EINFÜHLUNG

Einfühlung marks the debut solo exhibition of Werner Pellehn Blum at the Centro Cultural Ecuatoriano-Aleman, a fitting venue for the Ecuadorian artist of German descent. Formally trained as a writer, Pellehn Blum’s fine art practice developed from the desire to transition from the written to the visual form to create a new mode of expression. Having always written scripts for film and theater, the artist is currently endeavoring to reinterpret one medium, the written word, through the exploration of other, visual, mediums including painting and photography. 

With art historical influences stemming from Dutch still-life paintings to Belgian Surrealism to German Romanticism, Pellehn Blum creates an artistic universe that goes beyond solely portraying images – here the artist forges direct relationships with the viewer. Touching on themes that are at once deeply personal but also relatable on a universal scale, Pellehn Blum uses painting and photocollage to explore mourning the loss of a friendship, family histories of immigration, and nostalgia for cities once called home. In his works, Pellehn Blum looks to abstraction as a method to express writing through painting. Through the use of fragmentation, the artist translates a moment from lived reality into an abstraction, breaking down visual components into a nonlinear, nonnarrative manner that allows the viewer to actively engage with the works through the associations one makes as they walk through the show. 

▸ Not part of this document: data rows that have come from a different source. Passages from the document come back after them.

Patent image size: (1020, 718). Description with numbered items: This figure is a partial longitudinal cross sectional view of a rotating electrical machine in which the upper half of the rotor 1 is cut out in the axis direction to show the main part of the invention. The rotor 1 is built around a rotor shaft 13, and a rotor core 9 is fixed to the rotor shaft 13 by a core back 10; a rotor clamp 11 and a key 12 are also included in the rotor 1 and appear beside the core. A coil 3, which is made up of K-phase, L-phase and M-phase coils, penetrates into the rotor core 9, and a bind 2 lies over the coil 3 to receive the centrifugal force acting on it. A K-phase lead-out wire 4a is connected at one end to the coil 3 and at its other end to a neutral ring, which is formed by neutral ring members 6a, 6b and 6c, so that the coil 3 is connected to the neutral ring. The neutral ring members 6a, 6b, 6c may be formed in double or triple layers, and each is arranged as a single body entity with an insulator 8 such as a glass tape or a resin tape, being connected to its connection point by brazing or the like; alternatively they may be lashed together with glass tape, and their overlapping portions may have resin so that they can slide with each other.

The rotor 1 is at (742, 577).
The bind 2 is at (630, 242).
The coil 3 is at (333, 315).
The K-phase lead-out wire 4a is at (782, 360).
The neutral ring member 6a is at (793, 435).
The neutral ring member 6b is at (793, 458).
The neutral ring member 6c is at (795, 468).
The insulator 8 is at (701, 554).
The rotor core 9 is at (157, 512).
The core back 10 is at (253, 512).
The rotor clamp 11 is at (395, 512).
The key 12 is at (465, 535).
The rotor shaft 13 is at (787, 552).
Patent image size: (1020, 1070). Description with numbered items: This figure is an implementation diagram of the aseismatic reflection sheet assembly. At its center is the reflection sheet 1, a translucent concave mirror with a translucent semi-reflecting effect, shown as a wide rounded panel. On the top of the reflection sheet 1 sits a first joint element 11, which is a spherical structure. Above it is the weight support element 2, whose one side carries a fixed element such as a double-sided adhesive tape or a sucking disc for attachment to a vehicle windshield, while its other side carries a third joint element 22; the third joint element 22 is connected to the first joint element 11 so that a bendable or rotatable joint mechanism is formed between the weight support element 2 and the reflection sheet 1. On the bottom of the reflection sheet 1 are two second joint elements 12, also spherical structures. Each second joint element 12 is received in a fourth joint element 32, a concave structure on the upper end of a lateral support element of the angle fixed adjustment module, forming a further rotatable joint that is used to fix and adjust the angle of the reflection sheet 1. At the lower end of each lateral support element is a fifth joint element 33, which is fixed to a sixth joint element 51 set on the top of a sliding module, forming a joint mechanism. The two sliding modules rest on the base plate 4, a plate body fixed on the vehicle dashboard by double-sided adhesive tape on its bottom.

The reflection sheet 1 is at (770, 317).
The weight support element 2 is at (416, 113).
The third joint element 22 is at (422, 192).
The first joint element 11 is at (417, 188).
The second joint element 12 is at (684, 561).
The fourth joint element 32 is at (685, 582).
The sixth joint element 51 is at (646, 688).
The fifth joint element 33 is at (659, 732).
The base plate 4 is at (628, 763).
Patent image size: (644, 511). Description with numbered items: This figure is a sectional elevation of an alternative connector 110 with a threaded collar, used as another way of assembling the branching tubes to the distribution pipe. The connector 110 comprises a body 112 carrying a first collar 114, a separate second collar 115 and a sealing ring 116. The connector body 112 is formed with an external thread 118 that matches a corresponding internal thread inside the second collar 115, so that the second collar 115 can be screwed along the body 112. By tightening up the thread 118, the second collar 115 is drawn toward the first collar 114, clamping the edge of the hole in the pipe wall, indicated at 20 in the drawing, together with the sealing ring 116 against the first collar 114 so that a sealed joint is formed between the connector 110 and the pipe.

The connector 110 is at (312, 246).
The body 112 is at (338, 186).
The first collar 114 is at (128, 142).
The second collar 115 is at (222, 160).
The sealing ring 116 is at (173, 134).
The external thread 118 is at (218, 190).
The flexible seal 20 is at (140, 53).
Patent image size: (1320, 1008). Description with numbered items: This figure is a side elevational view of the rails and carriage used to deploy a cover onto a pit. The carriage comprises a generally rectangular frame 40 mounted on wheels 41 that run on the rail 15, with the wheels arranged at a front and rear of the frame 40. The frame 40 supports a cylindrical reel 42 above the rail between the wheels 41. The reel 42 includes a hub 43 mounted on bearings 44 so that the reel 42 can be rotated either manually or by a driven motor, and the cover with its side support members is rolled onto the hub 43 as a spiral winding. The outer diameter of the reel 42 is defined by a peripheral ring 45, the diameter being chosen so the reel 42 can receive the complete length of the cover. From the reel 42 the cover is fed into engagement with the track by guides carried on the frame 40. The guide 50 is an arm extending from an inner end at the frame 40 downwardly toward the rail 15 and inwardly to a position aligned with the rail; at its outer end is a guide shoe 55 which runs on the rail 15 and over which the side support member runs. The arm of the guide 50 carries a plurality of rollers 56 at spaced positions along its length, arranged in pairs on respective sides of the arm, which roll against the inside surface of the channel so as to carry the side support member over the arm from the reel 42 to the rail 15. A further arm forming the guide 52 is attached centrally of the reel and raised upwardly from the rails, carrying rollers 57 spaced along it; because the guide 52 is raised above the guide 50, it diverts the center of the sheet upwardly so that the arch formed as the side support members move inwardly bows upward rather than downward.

Drawing on the exhibition’s title, Einfühlung, a German term that means "feeling into" or "empathy," Pellehn Blum establishes a framework with which to understand his works, through the defining concept of German Romanticism of the same name, which emphasizes the emotional connection developed between the viewer and an artwork. Through visceral, gestural brushstrokes and innovatively collaged photography, both evocative of the fragmentation of memory, the artist stirs the human capacity to project feelings onto objects. This in turn engages the viewer to experience the artist’s works as if they were based on their own memories, a feeling akin to reading a book or seeing a movie where the plot and characters personally resonate, except here it is achieved within the context of an art gallery. 

- Tatiana Marcel

Tatiana Marcel is an Assistant Curator at Americas Society and a PhD student at CUNY’s Graduate Center. Her research focuses on modern Latin American and Latinx art. Her work has been published in distinguished publications including the International Journal of Surrealism. She has previously worked at David Zwirner and obtained her B.A in Art History and Anthropology from Columbia University.